/ 30 January 2004

Talking peace, making war

After fighting the longest civil war in Africa, the Sudanese People’s Liberation Army (SPLA) is now fuming over the delay in negotiations aimed at ending the conflict.

Talks in the Kenyan town of Nairasha have been postponed until February 17 to allow Muslim negotiators such as Vice-President Ali Osman Mohamed Taha to attend the hajj.

SPLA spokesperson Samson Kwaje recalls, however, that the negotiations were stopped for a single day over Christmas because the parties were hoping for a comprehensive agreement by the end of January.

Disputes between the largely Muslim north and the Christian and animist south have fuelled the war in Africa’s largest country — which is more than twice the size of South Africa.

Now oil has added a new dimension to a country where war has raged for all but a decade since it gained independence from Britain in 1956.

Sudan is currently earning $2-billion a year from the 250 000 barrels of oil it pumps daily. Plans are in place to increase that to 500 000 barrels a day by next year, although industry analysts say this is excessively optimistic.

The oil discovery has put Sudan on the map as a potential success, rather than an apparent disaster.

Oil-starved China, India and Malaysia are currently heading the field in exploration and exploitation. But Shell, Exxon and Total are not far behind.

The United States is taking an intense interest in the Sudanese peace process, firstly because the country is a source of this vital commodity and secondly to neutralise any possibility of it becoming a haven for al-Qaeda and other extremist Muslim groups.

Real hope for peace dawned in Sudan last month when the northern government and the rebel south signed an agreement to split the

oil wealth 50-50, with each contributing a small cut to the producing region.

The oil fields are mainly in the south but straddle the north-south divide. The two sides have agreed to draw up a new Constitution in six months and to give that founding document six years to be bedded down. At that stage, the south would be expected to have a referendum on its future.

Issues like the control of the Abjei, Blue Nile and Nuba Mountains districts remain to be negotiated. But even when these are settled, as SPLA political leader John Garang believes it will be, a number of local and regional hurdles loom.

Fighting in the western area of Darfur has intensified. In the past month 18 000 refugees from that area have fled into Chad, joining the 100 000 already there.

Refugees complain that the government is operating a scorched earth policy, destroying the crops and farms of those who have fled.

With two million dead and twice as many displaced by the war, a huge peace dividend is in the offing for the devastated south.

Journalists visiting the area are shocked at how people have survived in what is effectively a wasteland.

Matters are complicated by the fact that the major rebel group in Darfur is Muslim. In fact, the Muslim north and Christian south illustration is an over simplification.
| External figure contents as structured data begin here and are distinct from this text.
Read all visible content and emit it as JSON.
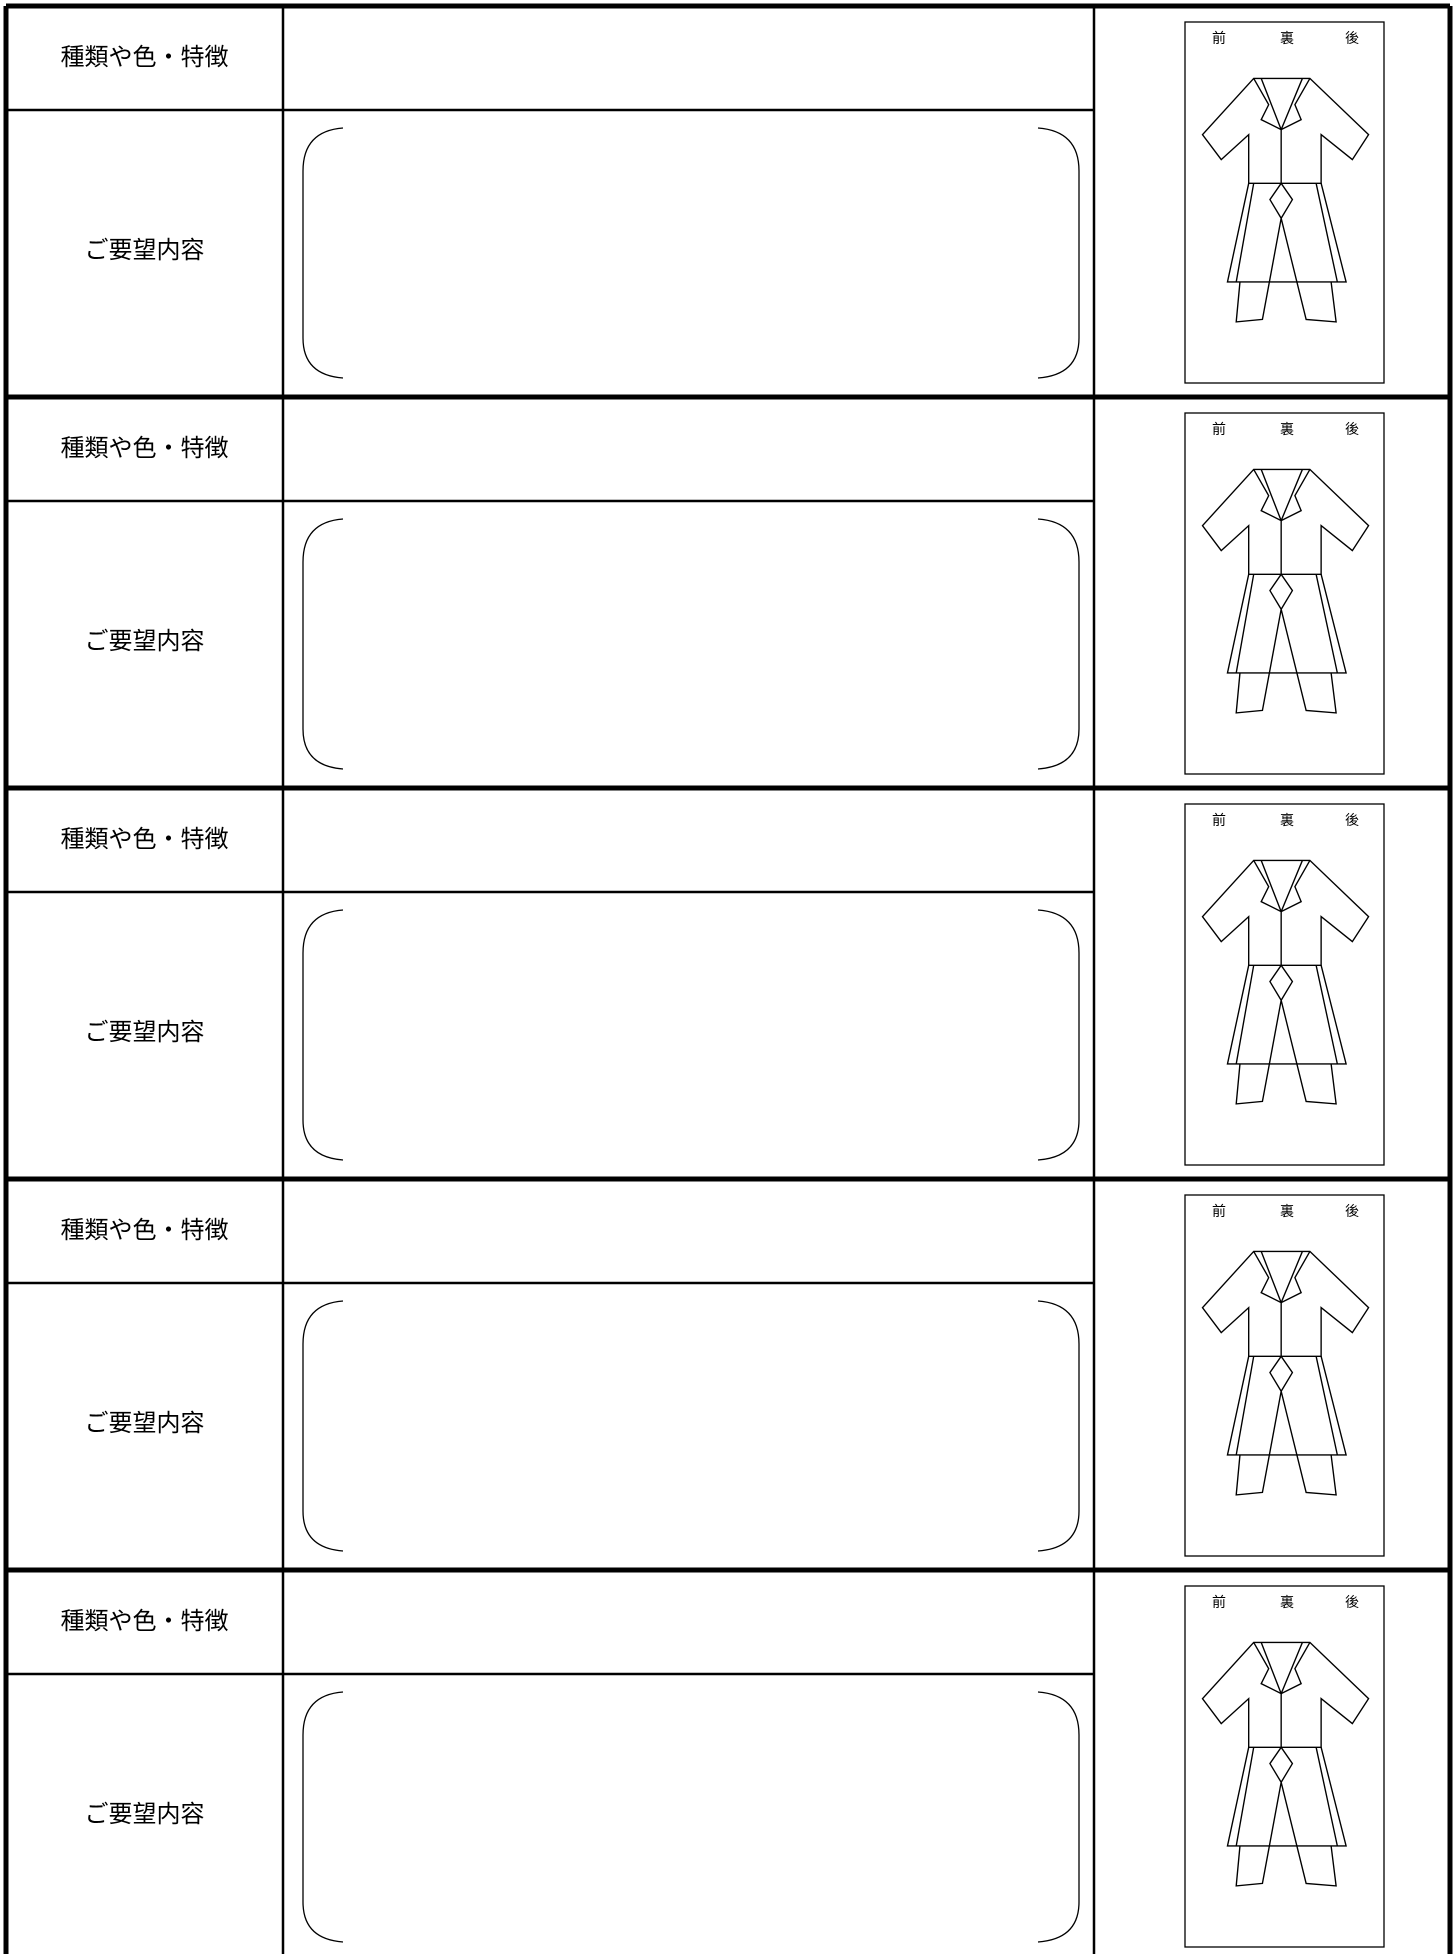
{
  "rows": [
    {
      "type_label": "種類や色・特徴",
      "request_label": "ご要望内容",
      "diagram_labels": [
        "前",
        "裏",
        "後"
      ]
    },
    {
      "type_label": "種類や色・特徴",
      "request_label": "ご要望内容",
      "diagram_labels": [
        "前",
        "裏",
        "後"
      ]
    },
    {
      "type_label": "種類や色・特徴",
      "request_label": "ご要望内容",
      "diagram_labels": [
        "前",
        "裏",
        "後"
      ]
    },
    {
      "type_label": "種類や色・特徴",
      "request_label": "ご要望内容",
      "diagram_labels": [
        "前",
        "裏",
        "後"
      ]
    },
    {
      "type_label": "種類や色・特徴",
      "request_label": "ご要望内容",
      "diagram_labels": [
        "前",
        "裏",
        "後"
      ]
    }
  ]
}
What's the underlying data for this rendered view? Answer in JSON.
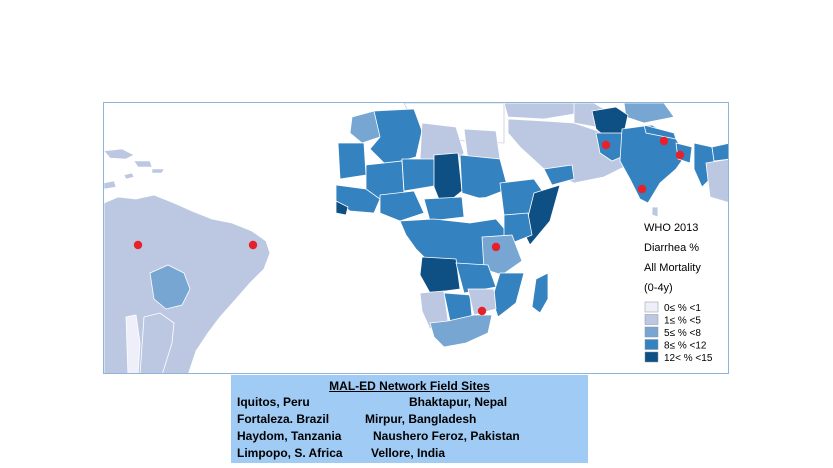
{
  "map": {
    "legend": {
      "title_lines": [
        "WHO 2013",
        "Diarrhea %",
        "All Mortality",
        "(0-4y)"
      ],
      "items": [
        {
          "label": "0≤ % <1",
          "color": "#eeeff8"
        },
        {
          "label": "1≤ % <5",
          "color": "#bcc8e2"
        },
        {
          "label": "5≤ % <8",
          "color": "#78a6d2"
        },
        {
          "label": "8≤ % <12",
          "color": "#3582c0"
        },
        {
          "label": "12< % <15",
          "color": "#0e4f84"
        }
      ]
    },
    "colors": {
      "no_data": "#ffffff",
      "border": "#ffffff",
      "site_marker": "#e8202a",
      "frame": "#8fb4d9"
    }
  },
  "sites": {
    "title": "MAL-ED Network Field Sites",
    "rows": [
      {
        "left": "Iquitos, Peru",
        "right": "Bhaktapur, Nepal"
      },
      {
        "left": "Fortaleza. Brazil",
        "right": "Mirpur, Bangladesh"
      },
      {
        "left": "Haydom, Tanzania",
        "right": "Naushero Feroz, Pakistan"
      },
      {
        "left": "Limpopo, S. Africa",
        "right": "Vellore, India"
      }
    ]
  }
}
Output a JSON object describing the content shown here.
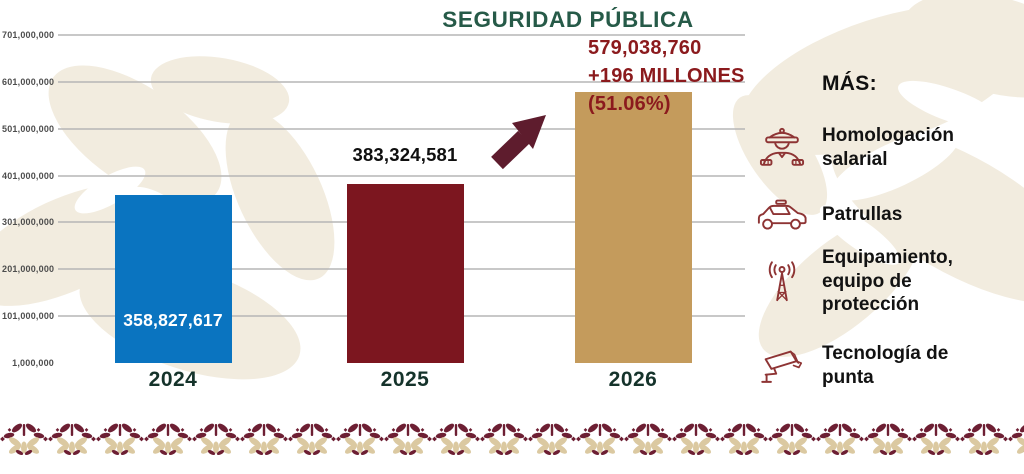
{
  "chart_data": {
    "type": "bar",
    "title": "SEGURIDAD PÚBLICA",
    "categories": [
      "2024",
      "2025",
      "2026"
    ],
    "values": [
      358827617,
      383324581,
      579038760
    ],
    "value_labels": [
      "358,827,617",
      "383,324,581",
      "579,038,760"
    ],
    "bar_colors": [
      "#0a74c0",
      "#7c161f",
      "#c49b5c"
    ],
    "y_ticks": [
      {
        "value": 701000000,
        "label": "701,000,000"
      },
      {
        "value": 601000000,
        "label": "601,000,000"
      },
      {
        "value": 501000000,
        "label": "501,000,000"
      },
      {
        "value": 401000000,
        "label": "401,000,000"
      },
      {
        "value": 301000000,
        "label": "301,000,000"
      },
      {
        "value": 201000000,
        "label": "201,000,000"
      },
      {
        "value": 101000000,
        "label": "101,000,000"
      },
      {
        "value": 1000000,
        "label": "1,000,000"
      }
    ],
    "ylim": [
      1000000,
      701000000
    ],
    "grid": true,
    "legend": "none",
    "xlabel": "",
    "ylabel": ""
  },
  "annotation": {
    "value": "579,038,760",
    "delta": "+196 MILLONES",
    "percent": "(51.06%)"
  },
  "side_panel": {
    "heading": "MÁS:",
    "items": [
      {
        "icon": "police-officer-icon",
        "label": "Homologación salarial"
      },
      {
        "icon": "patrol-car-icon",
        "label": "Patrullas"
      },
      {
        "icon": "antenna-icon",
        "label": "Equipamiento, equipo de protección"
      },
      {
        "icon": "cctv-camera-icon",
        "label": "Tecnología de punta"
      }
    ]
  },
  "colors": {
    "title_green": "#265a48",
    "axis_year_green": "#15332b",
    "annotation_red": "#8b1a1d",
    "arrow_maroon": "#5e1c2d",
    "icon_maroon": "#8e3434",
    "grid_gray": "#b5b5b5",
    "watermark_cream": "#f2ecdf",
    "band_maroon": "#6d1f33",
    "band_tan": "#dbc9a1",
    "bar_blue": "#0a74c0",
    "bar_maroon": "#7c161f",
    "bar_tan": "#c49b5c"
  }
}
The northern government of Omar Bashir is in effect a small ruling clique and more than two million non-Muslims live in the capital, Khartoum.

Garang and his rebel leadership are themselves members of the minority Dinka tribe that will have its work cut out maintaining control if and when the south gains independence.

Kenya and Uganda, who have traditionally supported the SPLA, would be expected to support such a move. For Uganda, a Sudanese settlement that closes that country as a refuge for the rebel Lord’s Resistance Army would be a bonus.

A split Sudan would be abhorrent to the Arab League and its founding mission of Arab unity. It would be absolute anathema to Egypt to have yet another state along the Nile, which is its lifeline.

With a peace agreement in the bag, much of the energy of Garang and his leadership will have to be focused on developing and rebuilding.

Garang has persistently made bullish noises about the prospects for peace. However his supporters in the West continue to warn that the Sudanese government is talking peace but continuing to make war.

At this crucial time, they say, it is vital to check any bid by Khartoum to win at the negotiating table what it could not gain on the battlefield.

They accuse it of continued human rights violations in its determination to create a fundamentalist state throughout the country.